Das Patchworktestament

Die modernen Familienformen wirken sich auch auf das Erbrecht aus. Da das gesetzliche Erbrecht des BGB auf Verwandten- und Ehegatten- bzw. Lebenspartnererbrecht beschränkt ist, sind auf die jeweiligen Familienverhältnisse individuell zugeschnittene Gestaltungsformen gefragt. Hierbei gilt es zahlreiche Punkte und Problemstellungen zu beachten. Auf einige von ihnen soll in diesem Beitrag eingegangen werden.

Bei Patchworkfamilien geht es in der Regel nicht mehr um das Problem der Vereinbarkeit von Familie und Beruf. Meist handelt es sich um Partner, die mitten oder am Ende ihres Berufslebens stehen oder schon im Ruhestand sind, oftmals mit schon erwachsenen Kindern, so dass kein Beteiligter durch das Zusammenleben Nachteile hinsichtlich seiner Erwerbstätigkeit erfährt. Folglich muss auch die Nachlassplanung nicht mehr zwingend gemeinsam erfolgen.

Wenn eine Eheschließung oder Lebenspartnerschaftsbegründung noch geplant ist, besteht ab dem Gang zum Standesamt ein gesetzliches Erb- und Pflichtteilsrecht für den Partner, das zum Wechsel von Familienvermögen führen kann. Dasselbe gilt für Zugewinnausgleichansprüche. 

Ist dies nicht gewollt, besteht die Möglichkeit, den ehelichen Güterstand der Gütertrennung mit einem Verzicht auf einen eventuell bereits entstandenen Zugewinn zu vereinbaren.
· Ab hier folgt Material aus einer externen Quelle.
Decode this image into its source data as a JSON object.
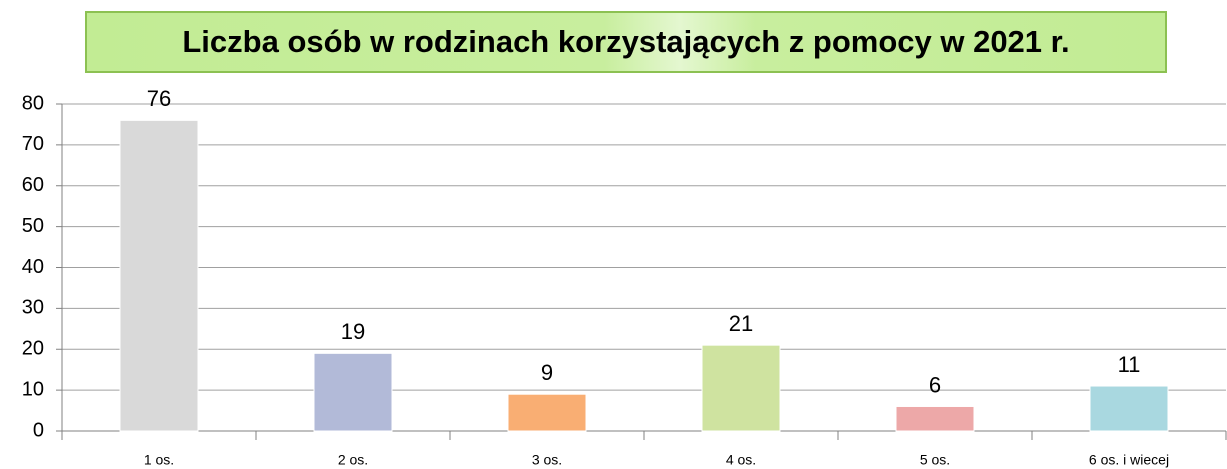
{
  "chart_data": {
    "type": "bar",
    "title": "Liczba osób w rodzinach korzystających z pomocy w 2021 r.",
    "categories": [
      "1 os.",
      "2 os.",
      "3 os.",
      "4 os.",
      "5 os.",
      "6 os. i wiecej"
    ],
    "values": [
      76,
      19,
      9,
      21,
      6,
      11
    ],
    "colors": [
      "#d9d9d9",
      "#b2bad8",
      "#f9ae73",
      "#cfe3a0",
      "#eda8a8",
      "#a9d8e0"
    ],
    "ylim": [
      0,
      80
    ],
    "yticks": [
      0,
      10,
      20,
      30,
      40,
      50,
      60,
      70,
      80
    ],
    "grid": true
  }
}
Hinsichtlich des Erbrechts kann, wenn eine Trennung der Familienvermögen gewünscht ist, ein gegenseitiger Erb- und/oder Pflichtteilsverzichtsvertrag sinnvoll sein.

Wenn die Ehepartner keine vollkommene Trennung der Familienvermögen wollen und stattdessen sicherstellen möchten, dass der Längerlebende, solange ihm dies selbständig möglich ist, in seiner gewohnten Umgebung weiterleben kann, reicht das vom Gesetz vorgesehene Eintrittsrecht von Ehegatten in ein Mietverhältnis bzw. die alleinige Fortsetzung eines gemeinsamen Mietvertrages bei gemieteten Immobilien aus, wenn es von einem Hausratsvermächntis flankierend begleitet wird. 

Bei Eigentum kommt ein weiteres Vermächtnis hinzu, nämlich ein Wohnrechts- oder ein Nießbrauchsvermächtnis. Beide unterscheiden sich dadurch, dass beim Wohnrechtsvermächtnis umsonst gewohnt werden kann bei Übernahme der eigenen Verbrauchskosten, während der Nießbrauchsberechtigte darüber hinaus sämtlichen Nutzen aus der Immobilie ziehen, diese also zum Beispiel auch vermieten kann. Ein solches Vermächtnis ist auch bei Miteigentum der Ehepartner sinnvoll, um so Diskussionen über Entgelte für den genutzten fremden Anteil zu vermeiden und um eine anderenfalls mögliche Teilungsversteigerung zu verhindern bzw. praktisch sinnlos zu machen.

Sind noch kleinere Kinder vorhanden, ist die Interessenlage anders. Oftmals oder fast immer wird sich hier einer der beiden Ehepartner mehr um die Familie kümmern als der andere und dadurch seine Berufstätigkeit mehr einschränken. Aufgrund der aus diesem Grund häufig gewünschten Absicherung des Partners sind hier beide Erbfälle aufeinander abzustimmen. Eine gegenseitige Erbeinsetzung der Partner und eine Schlußerbeneinsetzung aller Kinder funktioniert aber nur, wenn die Pflichtteilsrechte der Kinder berücksichtigt werden. Dies geschieht am besten durch Pflichtteilsverzichte der Kinder gegenüber ihrem jeweiligen Elternteil. Oftmals werden die Kinder, sofern ihnen für den Verzicht aktuell keine Gegenleistung zugute kommt, hierzu nur bereit sein, wenn sie eine Sicherheit bekommen, später auch tatsächlich Schlußerbe zu sein. Das gilt insbesondere zwischen dem Kind und dem nicht leiblichen Elternteil als Längstlebenden. Hier hilft statt eines gemeinschaftlichen Testamensts ein Erbvertrag mit für alle Beteiligten bindenden Erbeinsetzungen.